Sideris L, Chen L Q, Ferraro P, Duranceau A C
Department of Surgery, Centre Hospitalier de l'Université de Montréal, QC, Canada.
Semin Thorac Cardiovasc Surg. 1999 Oct;11(4):337-51. doi: 10.1016/s1043-0679(99)70078-x.
A historical review reveals that the treatment of Zenker's diverticula has paralleled its presumed pathophysiology. With the development of technical facilities to better evaluate the pharyngoesophageal region, incomplete relaxation of the upper esophageal sphincter (UES) seems to represent the key element in the development of high pharyngeal pressures with a subsequent outpouching responsible for the diverticulum formation. Many studies have justified myotomy as an essential component in the treatment of pharyngoesophageal diverticula because it represents an efficient therapy with little morbidity. A diverticulopexy should be added for pouches between 1 and 4 cm and a diverticulectomy should be performed for sacs greater than 5 cm to expect the best relief of symptoms. Other treatment modalities have recently been used such as the endoscopic division of the common wall between the cervical esophagus and the diverticulum with either electrocautery (Dohlman's procedure), a laser, or a stapling device. This method is gaining popularity because it achieves a good clinical outcome, especially in high-risk patients. However, more studies are needed to confirm its long-term effectiveness.
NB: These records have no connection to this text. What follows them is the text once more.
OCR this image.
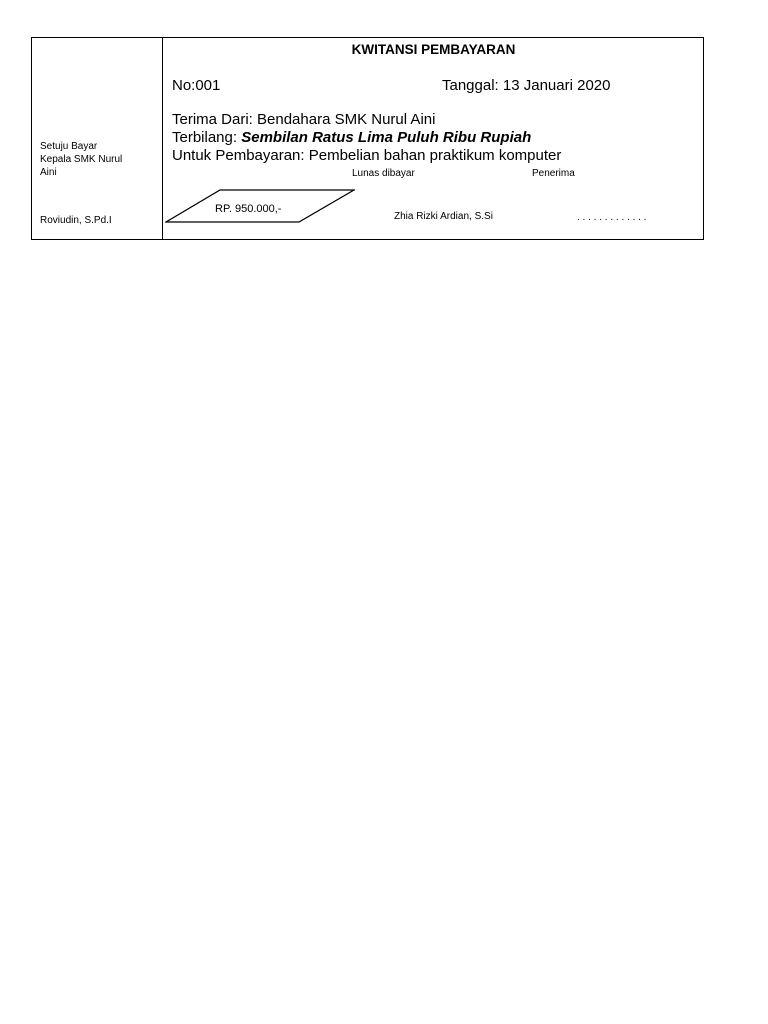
Setuju Bayar
Kepala SMK Nurul
Aini
Roviudin, S.Pd.I
KWITANSI PEMBAYARAN
No:001	Tanggal: 13 Januari 2020
Terima Dari: Bendahara SMK Nurul Aini
Terbilang: Sembilan Ratus Lima Puluh Ribu Rupiah
Untuk Pembayaran: Pembelian bahan praktikum komputer
Lunas dibayar	Penerima
RP. 950.000,-
Zhia Rizki Ardian, S.Si	. . . . . . . . . . . . .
一项历史回顾显示,Zenker憩室的治疗与其推测的病理生理学过程同步发展。随着用于更好评估咽食管区域的技术设备的发展,食管上括约肌(UES)不完全松弛似乎是导致咽内高压并随后形成憩室的关键因素。许多研究证明肌切开术是治疗咽食管憩室的重要组成部分,因为它是一种有效且发病率低的治疗方法。对于1至4厘米的憩室应加做憩室固定术,对于大于5厘米的憩室囊应进行憩室切除术,以期获得最佳症状缓解。最近还采用了其他治疗方式,如用高频电灼(多尔曼手术)、激光或吻合器对颈段食管与憩室之间的共同壁进行内镜分离。这种方法越来越受欢迎,因为它能取得良好的临床效果,尤其是在高危患者中。然而,需要更多研究来证实其长期有效性。